National Assembly urged to crack down on traffic violations

The Minister of Transport Dinh La Thăng yesterday requested the National Assembly’s Law Committee to impose the highest fine of US$10,000 to those who seriously violate the traffic law, aiming at preventing the breaking of the laws and cutting down traffic accidents.

A dangerous overloaded tattered vehicle blatantly runs on streets

Traffic accidents kill more people than any disease does

The request was given by the ministry in the committee’s hearing session on ways to cope with traffic law violations that have been increasing in recent years.

The ministry also asked the law makers to complete the law on resolving administrative violations, which rules titles having the right to impose fines on offenders.

In a report on the traffic violation status, the ministry said that the increase in the traffic violations status has been being the main reason of road accidents.

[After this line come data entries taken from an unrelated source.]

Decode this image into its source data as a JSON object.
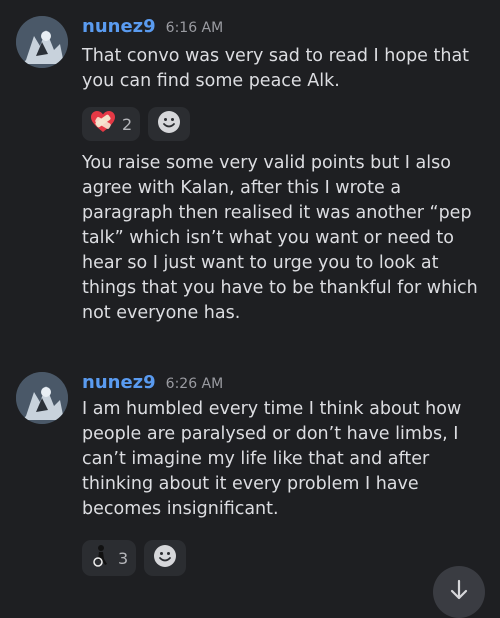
{
  "messages": [
    {
      "username": "nunez9",
      "time": "6:16 AM",
      "text1": "That convo was very sad to read I hope that\nyou can find some peace Alk.",
      "reaction": {
        "count": "2",
        "emoji_icon": "heart-with-bandage-icon"
      },
      "text2": "You raise some very valid points but I also\nagree with Kalan, after this I wrote a\nparagraph then realised it was another “pep\ntalk” which isn’t what you want or need to\nhear so I just want to urge you to look at\nthings that you have to be thankful for which\nnot everyone has."
    },
    {
      "username": "nunez9",
      "time": "6:26 AM",
      "text1": "I am humbled every time I think about how\npeople are paralysed or don’t have limbs, I\ncan’t imagine my life like that and after\nthinking about it every problem I have\nbecomes insignificant.",
      "reaction": {
        "count": "3",
        "emoji_icon": "person-in-wheelchair-icon"
      }
    }
  ],
  "colors": {
    "background": "#1e1f22",
    "username": "#5a9bf0",
    "reaction_bg": "#2b2d31"
  }
}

Traffic Police fined 8.3 million cases of breaking the traffic law, ordered law violators to pay fines worth VND 2.383 billion in 2011.

Law Committee members suggested the National Assembly to impose even confiscation of vehicles of those who break the traffic law.

Some of them also said that the nation needed to ban determinately all tattered vehicles and overloaded vehicles and upgrade highways.

According the a report by the Traffic Police traffic accidents kill 34,000 people every year in Vietnam, much more than any disease does and set the highest record in the world. 

Road maintenance fee controversial

Relating to a road maintenance fee, Ms. Minh said that the fee had emerged as one of the more popular forms of financing road sector maintenance in the world and was ruled by the National Assembly in the Road Traffic Law.

In the economic slowdown situation, however, the NA should consider when and how to impose the fee, she added.

Road maintenance fee was submitted the Government by the Ministry of Transport two months ago and has faced critics from the public.

In the suggestion on the fee, the ministry said that the fee was one of the ways to require car owners who enjoy more convenience than those who drive motorbikes to contribute much more to the road traffic system.

Replying to the law makers’ question relating to the fines, Deputy Minister Nguyen Thi Minh said that 100 percent of the fines was used to invest back in traffic constructions.